Les diverses pièces du manteau du roman habilement tissé par un maître tisserand marchent en synchronie avec la diégèse. C’est une diégèse succulente et prenante faisant une belle lune de miel avec le divin miel d’une poésie s’épanouissant dans la ruche de ses structures lexico-syntaxiques. On dirait même que dans les alvéoles du récit se niche de la dramaturgie.

Allons au cœur du manteau qui cache les pages du livre. Il nous livrera et crachera certainement des secrets exposés dans sa cage… La Loi des Ancêtres y est matérialisée par une statuette vêtue de nudité, bien poncée et sur laquelle est coulée une huile noire, un noir qui se substitue aisément à l’homme noir, mais également à tout ce que la tradition ancestrale pourrait incarner comme obscurantisme.
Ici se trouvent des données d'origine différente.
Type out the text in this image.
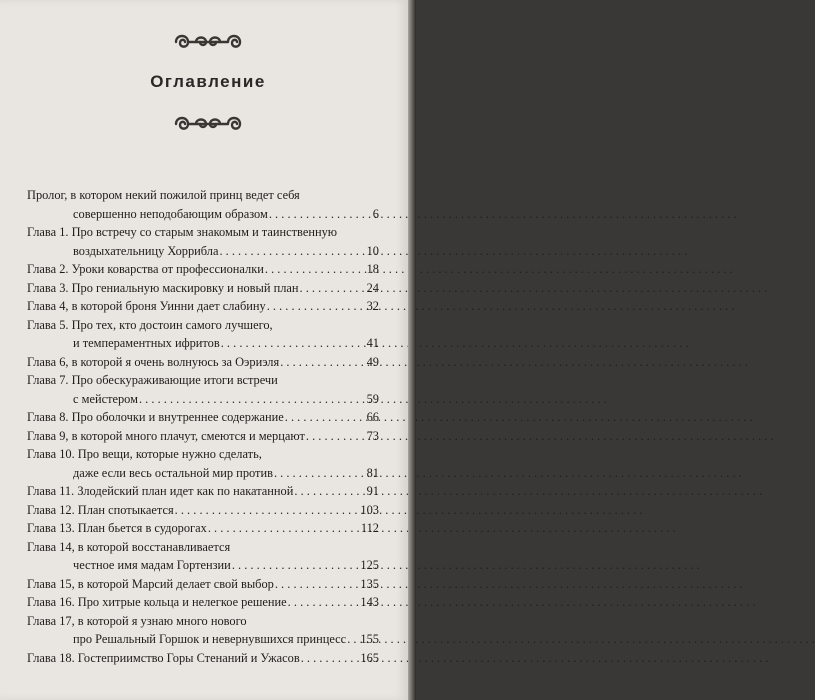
Оглавление
Пролог, в котором некий пожилой принц ведет себя
совершенно неподобающим образом . . .	6
Глава 1. Про встречу со старым знакомым и таинственную
воздыхательницу Хоррибла . . .	10
Глава 2. Уроки коварства от профессионалки . . .	18
Глава 3. Про гениальную маскировку и новый план . . .	24
Глава 4, в которой броня Уинни дает слабину . . .	32
Глава 5. Про тех, кто достоин самого лучшего,
и темпераментных ифритов . . .	41
Глава 6, в которой я очень волнуюсь за Оэриэля . . .	49
Глава 7. Про обескураживающие итоги встречи
с мейстером . . .	59
Глава 8. Про оболочки и внутреннее содержание . . .	66
Глава 9, в которой много плачут, смеются и мерцают . . .	73
Глава 10. Про вещи, которые нужно сделать,
даже если весь остальной мир против . . .	81
Глава 11. Злодейский план идет как по накатанной . . .	91
Глава 12. План спотыкается . . .	103
Глава 13. План бьется в судорогах . . .	112
Глава 14, в которой восстанавливается
честное имя мадам Гортензии . . .	125
Глава 15, в которой Марсий делает свой выбор . . .	135
Глава 16. Про хитрые кольца и нелегкое решение . . .	143
Глава 17, в которой я узнаю много нового
про Решальный Горшок и невернувшихся принцесс . . . 155
Глава 18. Гостеприимство Горы Стенаний и Ужасов . . .	165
D’ailleurs, à l’intérieur de cette sculpture en ronde bosse on lit peut-être P, R, M : P pour Passé ou Préhistoire ; R pour Remercié ou Reclus ; M pour Modernité ou Mutation. Mais c’est une pièce, une tradition, baignant dans l’or, un or quelque peu décoloré.

Veut-on par là clamer que La loi de nos aïeux est riche ? Certainement. Peut-être. Est-ce une richesse surfaite ou dénaturée ? Peut-être. Certainement. Peut-être. Est-ce la lumière de la modernité qui, avec ses phares sans frein, déculotte la tradition, l’étale dans toute sa nudité, sans fard, sans que celle-ci ne puisse dissimuler sa noirceur, noirceur imperceptible dans les temps anciens, les temps obscurs, temps de vieilleries et de vue ténébreuse, comme dans L’allégorie de la caverne platonicienne ? Peut-être. Certainement.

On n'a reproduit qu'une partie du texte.